La mujer se levantó, y entonces pude ver que llevaba las dos piernas de palo por el ruido que hicieron, y que me llenó de espanto.

— Ana—dijo mamá,—mi hija María quiere dar á usted hoy un pequeño socorro, porque es el día de su santo: aquí hay cien reales que le dedica.

— ¡Ah, señorita!—exclamó la pobre mujer besando la mano con que yo le presentaba el bolsillo.—¡Cien reales! ¡Qué riqueza para mí! ¡Con ellos podré pagar el alquiler de esta casita! ¡Me tenía tan apurada el no poderlo reunir con mi costura! Porque á pesar de trabajar día y noche, ¡la aguja da tan poco! ¡Ah, señorita! ¡Dios la bendiga á usted y la libre de los males que me afligen, y que usted acaba de aliviar con tanta generosidad!

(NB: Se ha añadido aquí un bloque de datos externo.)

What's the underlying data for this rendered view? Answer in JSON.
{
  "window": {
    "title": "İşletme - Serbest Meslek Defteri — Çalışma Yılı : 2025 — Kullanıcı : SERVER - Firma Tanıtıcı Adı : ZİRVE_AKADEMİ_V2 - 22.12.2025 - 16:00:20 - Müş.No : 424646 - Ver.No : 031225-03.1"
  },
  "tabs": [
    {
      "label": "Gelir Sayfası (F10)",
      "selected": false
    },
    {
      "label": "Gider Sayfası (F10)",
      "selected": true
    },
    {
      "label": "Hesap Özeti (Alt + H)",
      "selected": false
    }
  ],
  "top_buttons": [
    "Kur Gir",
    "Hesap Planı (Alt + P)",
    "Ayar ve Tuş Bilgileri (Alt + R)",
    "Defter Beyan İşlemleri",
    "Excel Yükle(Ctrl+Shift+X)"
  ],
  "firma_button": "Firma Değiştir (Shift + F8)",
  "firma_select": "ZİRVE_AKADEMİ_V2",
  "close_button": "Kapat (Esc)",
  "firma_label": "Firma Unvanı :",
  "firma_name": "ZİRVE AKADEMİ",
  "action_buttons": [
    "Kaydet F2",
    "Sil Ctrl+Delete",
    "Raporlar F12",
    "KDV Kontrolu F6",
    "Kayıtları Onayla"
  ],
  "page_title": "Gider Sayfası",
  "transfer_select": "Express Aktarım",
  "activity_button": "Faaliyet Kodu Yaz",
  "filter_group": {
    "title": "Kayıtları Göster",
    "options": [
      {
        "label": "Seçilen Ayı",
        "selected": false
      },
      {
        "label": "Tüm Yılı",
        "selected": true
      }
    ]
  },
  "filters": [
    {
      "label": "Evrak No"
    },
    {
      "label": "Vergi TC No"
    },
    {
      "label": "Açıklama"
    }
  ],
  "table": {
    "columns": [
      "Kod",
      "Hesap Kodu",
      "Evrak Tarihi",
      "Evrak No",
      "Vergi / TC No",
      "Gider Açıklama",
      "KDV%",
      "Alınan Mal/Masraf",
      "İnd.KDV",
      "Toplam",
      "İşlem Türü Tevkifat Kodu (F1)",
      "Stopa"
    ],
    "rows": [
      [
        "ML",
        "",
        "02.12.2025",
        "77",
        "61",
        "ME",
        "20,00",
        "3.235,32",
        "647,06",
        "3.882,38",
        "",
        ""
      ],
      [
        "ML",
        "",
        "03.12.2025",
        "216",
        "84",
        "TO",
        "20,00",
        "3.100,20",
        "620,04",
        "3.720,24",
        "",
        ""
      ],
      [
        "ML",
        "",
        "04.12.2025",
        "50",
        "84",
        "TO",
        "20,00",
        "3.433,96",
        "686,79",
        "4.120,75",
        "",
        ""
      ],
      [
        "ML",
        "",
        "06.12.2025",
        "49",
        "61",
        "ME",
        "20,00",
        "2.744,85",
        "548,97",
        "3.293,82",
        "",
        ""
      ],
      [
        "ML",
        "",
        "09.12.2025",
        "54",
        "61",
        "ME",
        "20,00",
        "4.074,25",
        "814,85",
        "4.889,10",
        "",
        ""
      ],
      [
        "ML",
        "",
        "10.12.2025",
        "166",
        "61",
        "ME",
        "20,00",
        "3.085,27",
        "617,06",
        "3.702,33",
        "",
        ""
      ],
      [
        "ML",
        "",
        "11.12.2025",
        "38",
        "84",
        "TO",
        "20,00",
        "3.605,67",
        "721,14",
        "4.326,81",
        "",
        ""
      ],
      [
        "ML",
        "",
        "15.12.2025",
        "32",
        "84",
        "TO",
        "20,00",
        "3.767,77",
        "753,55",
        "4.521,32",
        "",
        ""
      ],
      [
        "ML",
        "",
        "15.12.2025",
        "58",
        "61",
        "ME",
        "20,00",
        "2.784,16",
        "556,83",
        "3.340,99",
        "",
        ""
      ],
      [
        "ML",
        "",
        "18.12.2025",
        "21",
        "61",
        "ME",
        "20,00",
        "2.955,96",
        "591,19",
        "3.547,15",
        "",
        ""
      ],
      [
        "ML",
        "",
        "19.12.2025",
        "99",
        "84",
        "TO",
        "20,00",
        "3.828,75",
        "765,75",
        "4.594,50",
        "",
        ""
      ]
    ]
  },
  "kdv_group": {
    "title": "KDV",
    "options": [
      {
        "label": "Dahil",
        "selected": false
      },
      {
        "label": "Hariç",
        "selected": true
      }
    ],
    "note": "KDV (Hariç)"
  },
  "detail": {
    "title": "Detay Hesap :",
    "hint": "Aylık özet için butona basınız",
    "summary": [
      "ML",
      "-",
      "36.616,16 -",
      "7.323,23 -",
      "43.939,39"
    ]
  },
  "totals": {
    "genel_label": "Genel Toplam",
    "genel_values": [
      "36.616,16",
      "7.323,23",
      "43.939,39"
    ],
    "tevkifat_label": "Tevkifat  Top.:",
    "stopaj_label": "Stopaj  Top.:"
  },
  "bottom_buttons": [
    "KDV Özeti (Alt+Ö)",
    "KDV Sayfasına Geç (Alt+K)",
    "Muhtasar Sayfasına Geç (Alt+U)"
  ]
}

— ¿Ha estado usted siempre impedida? —le pregunté.

— No, señorita—me contestó:—yo tenía mis dos buenas piernas sanas y derechas. Era hija de un honrado labrador, adorada de mis buenos padres y feliz; pero tan indómita, que sólo quería andar saltando por los cotos, y no podía sujetarme á labor ninguna que fuese formal, y desesperaba á mi pobre madre. Un día creció el arroyo que cruzaba una viña de mi padre: éste puso una tabla para que pasásemos mi madre y yo al ir á llevarle la comida. Yo me empeñé en saltar, á pesar de los avisos de mi madre, y caí al fondo, dándome un golpe en el tronco de un árbol que había cruzado é hiriéndome en ambas piernas; me sacaron de allí y me llevaron á casa privada de sentido. Mis heridas se enconaron, y al cabo de ocho días hubo que cortarme las piernas: mi padre murió de pesar al poco tiempo. Un pleito injusto nos arruinó á mi madre y á mí, al vernos solas y desamparadas, y el pesar me arrebató también el único apoyo que en el mundo me quedaba. Murió mi madre, y la miseria no ha abandonado ya estos umbrales. ¡Ah, señorita! ¡No sea usted jamás rebelde á los consejos de su madre, pues los padres son la imagen de Dios!

Salimos de allí, yo muy llena de pena al ver el cruel castigo de aquella pobre mujer, y al mismo tiempo muy contenta por haberla aliviado algún tanto.